Nesse contexto, o ministro citou a possibilidade de retomar a tributação sobre lucros e dividendos, isentos de Imposto de Renda no Brasil desde 1996. Ele observou que países membros da Organização para a Cooperação e Desenvolvimento Econômico (OCDE) cobram imposto sobre esses rendimentos e, mesmo assim, mantêm ambiente competitivo para investimentos.
Reforma sobre consumo ainda não encerra o debate
A reforma tributária aprovada pelo Congresso reorganizou apenas a carga que incide sobre bens e serviços, criando a Contribuição sobre Bens e Serviços (CBS), o Imposto sobre Bens e Serviços (IBS) e o Imposto Seletivo. O redesenho de renda e patrimônio, porém, depende de novos projetos de lei, lembrou o titular da Fazenda.
Durigan sinalizou que um eventual aumento de arrecadação com a taxação de dividendos pode abrir espaço para reduzir a carga sobre empresas e, por tabela, estimular a competitividade. Segundo ele, a calibragem deve buscar neutralidade, evitando ampliar o peso global dos tributos.
Gastos tributários na mira: R$ 600 bilhões em renúncias
Outro eixo abordado pelo ministro é a revisão dos chamados gastos tributários – conjunto de isenções e incentivos que, de acordo com a Receita Federal, superam R$ 600 bilhões anuais. Para Durigan, a reavaliação não implica necessariamente aumentar impostos, mas exigir contrapartidas claras e monitoramento de resultados econômicos e sociais.
Ele ressaltou que benefícios que perderam eficácia ou geram distorções podem ser enxugados sem comprometer setores essenciais. A lógica, afirma, é “seletividade com base em evidências” e não cortes lineares.

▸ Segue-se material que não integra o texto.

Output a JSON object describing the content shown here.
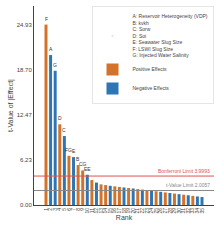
{
  "chart_data": {
    "type": "bar",
    "xlabel": "Rank",
    "ylabel": "t-Value of |Effect|",
    "categories": [
      "1",
      "2",
      "3",
      "4",
      "5",
      "6",
      "7",
      "8",
      "9",
      "10",
      "11",
      "12",
      "13",
      "14",
      "15",
      "16",
      "17",
      "18",
      "19",
      "20",
      "21",
      "22",
      "23",
      "24",
      "25",
      "26",
      "27",
      "28",
      "29",
      "30",
      "31",
      "32",
      "33",
      "34",
      "35"
    ],
    "series": [
      {
        "name": "A: Reservoir Heterogeneity (VDP)",
        "marker": "none",
        "values": [
          null,
          null,
          null,
          null,
          null,
          null,
          null,
          null,
          null,
          null,
          null,
          null,
          null,
          null,
          null,
          null,
          null,
          null,
          null,
          null,
          null,
          null,
          null,
          null,
          null,
          null,
          null,
          null,
          null,
          null,
          null,
          null,
          null,
          null,
          null
        ]
      },
      {
        "name": "B: kvkh",
        "marker": "none",
        "values": [
          null,
          null,
          null,
          null,
          null,
          null,
          null,
          null,
          null,
          null,
          null,
          null,
          null,
          null,
          null,
          null,
          null,
          null,
          null,
          null,
          null,
          null,
          null,
          null,
          null,
          null,
          null,
          null,
          null,
          null,
          null,
          null,
          null,
          null,
          null
        ]
      },
      {
        "name": "C: Sorw",
        "marker": "none",
        "values": [
          null,
          null,
          null,
          null,
          null,
          null,
          null,
          null,
          null,
          null,
          null,
          null,
          null,
          null,
          null,
          null,
          null,
          null,
          null,
          null,
          null,
          null,
          null,
          null,
          null,
          null,
          null,
          null,
          null,
          null,
          null,
          null,
          null,
          null,
          null
        ]
      },
      {
        "name": "D: Soi",
        "marker": "none",
        "values": [
          null,
          null,
          null,
          null,
          null,
          null,
          null,
          null,
          null,
          null,
          null,
          null,
          null,
          null,
          null,
          null,
          null,
          null,
          null,
          null,
          null,
          null,
          null,
          null,
          null,
          null,
          null,
          null,
          null,
          null,
          null,
          null,
          null,
          null,
          null
        ]
      },
      {
        "name": "E: Seawater Slug Size",
        "marker": "none",
        "values": [
          null,
          null,
          null,
          null,
          null,
          null,
          null,
          null,
          null,
          null,
          null,
          null,
          null,
          null,
          null,
          null,
          null,
          null,
          null,
          null,
          null,
          null,
          null,
          null,
          null,
          null,
          null,
          null,
          null,
          null,
          null,
          null,
          null,
          null,
          null
        ]
      },
      {
        "name": "F: LSWI Slug Size",
        "marker": "none",
        "values": [
          null,
          null,
          null,
          null,
          null,
          null,
          null,
          null,
          null,
          null,
          null,
          null,
          null,
          null,
          null,
          null,
          null,
          null,
          null,
          null,
          null,
          null,
          null,
          null,
          null,
          null,
          null,
          null,
          null,
          null,
          null,
          null,
          null,
          null,
          null
        ]
      },
      {
        "name": "G: Injected Water Salinity",
        "marker": "none",
        "values": [
          null,
          null,
          null,
          null,
          null,
          null,
          null,
          null,
          null,
          null,
          null,
          null,
          null,
          null,
          null,
          null,
          null,
          null,
          null,
          null,
          null,
          null,
          null,
          null,
          null,
          null,
          null,
          null,
          null,
          null,
          null,
          null,
          null,
          null,
          null
        ]
      },
      {
        "name": "Positive Effects",
        "color": "#D4722A",
        "values": [
          24.93,
          null,
          null,
          11.15,
          null,
          6.8,
          null,
          5.52,
          4.78,
          null,
          3.45,
          null,
          2.85,
          2.75,
          null,
          2.58,
          2.5,
          null,
          2.35,
          null,
          2.2,
          null,
          2.05,
          null,
          1.9,
          null,
          1.74,
          null,
          1.58,
          null,
          1.42,
          null,
          1.26,
          null,
          null
        ]
      },
      {
        "name": "Negative Effects",
        "color": "#2E75B6",
        "values": [
          null,
          20.72,
          18.55,
          null,
          9.53,
          null,
          6.62,
          null,
          null,
          4.18,
          null,
          3.1,
          null,
          null,
          2.65,
          null,
          null,
          2.42,
          null,
          2.28,
          null,
          2.12,
          null,
          1.98,
          null,
          1.82,
          null,
          1.66,
          null,
          1.5,
          null,
          1.34,
          null,
          1.18,
          1.1
        ]
      }
    ],
    "annotations": [
      {
        "x": "1",
        "text": "F"
      },
      {
        "x": "2",
        "text": "A"
      },
      {
        "x": "3",
        "text": "G"
      },
      {
        "x": "4",
        "text": "D"
      },
      {
        "x": "5",
        "text": "C"
      },
      {
        "x": "6",
        "text": "FG"
      },
      {
        "x": "7",
        "text": "E"
      },
      {
        "x": "8",
        "text": "B"
      },
      {
        "x": "9",
        "text": "CG"
      },
      {
        "x": "10",
        "text": "EE"
      }
    ],
    "hlines": [
      {
        "y": 3.9993,
        "label": "Bonferroni Limit 3.9993",
        "color": "#E05050"
      },
      {
        "y": 2.0057,
        "label": "t-Value Limit 2.0057",
        "color": "#888888"
      }
    ],
    "ylim": [
      0,
      27.5
    ],
    "yticks": [
      {
        "value": 0.0,
        "label": "0.00"
      },
      6.23,
      12.47,
      {
        "value": 18.7,
        "label": "18.70"
      },
      24.93
    ],
    "grid": false,
    "legend": "upper right"
  }
}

Programas sociais: foco em eficiência e cadastro
Durigan defendeu ainda o aprimoramento dos mecanismos de controle nos programas sociais, a fim de evitar sobreposição de benefícios, inconsistências cadastrais e fraudes. A integração de bancos de dados, segundo ele, é chave para garantir que os recursos atinjam o público-alvo e para liberar espaço fiscal voltado a investimentos estruturantes.
Embora questões como vinculação de despesas ao salário mínimo ou pisos constitucionais em saúde e educação sejam recorrentes nos debates sobre ajuste fiscal, o ministro avalia que essas mudanças só devem ganhar força após as eleições de 2026, a depender da correlação de forças no Congresso.
Processo legislativo será determinante
Todas as medidas citadas – tributação de dividendos, revisão de incentivos e ajustes em programas sociais – exigem mudanças na legislação em tramitação no Congresso Nacional. Durigan enfatizou que qualquer proposta seguirá os ritos de discussão pública, audiências e deliberação parlamentar, sem efeito imediato.
Impacto financeiro e custo de oportunidade
Ao priorizar a tributação da renda e a revisão de benefícios, o governo tenta realocar recursos sem elevar a carga agregada. O custo de oportunidade é evidente: manter dividendos isentos transfere potencial arrecadatório para faixas de maior renda, enquanto desequilíbrios em incentivos fiscais podem drenar até R$ 600 bilhões anuais que, reavaliados, financiariam políticas públicas ou a redução de tributos sobre produção. A eficiência nos programas sociais, por sua vez, libera verbas hoje capturadas por fraudes ou sobreposições, reforçando o espaço fiscal sem cortes abruptos em áreas sensíveis.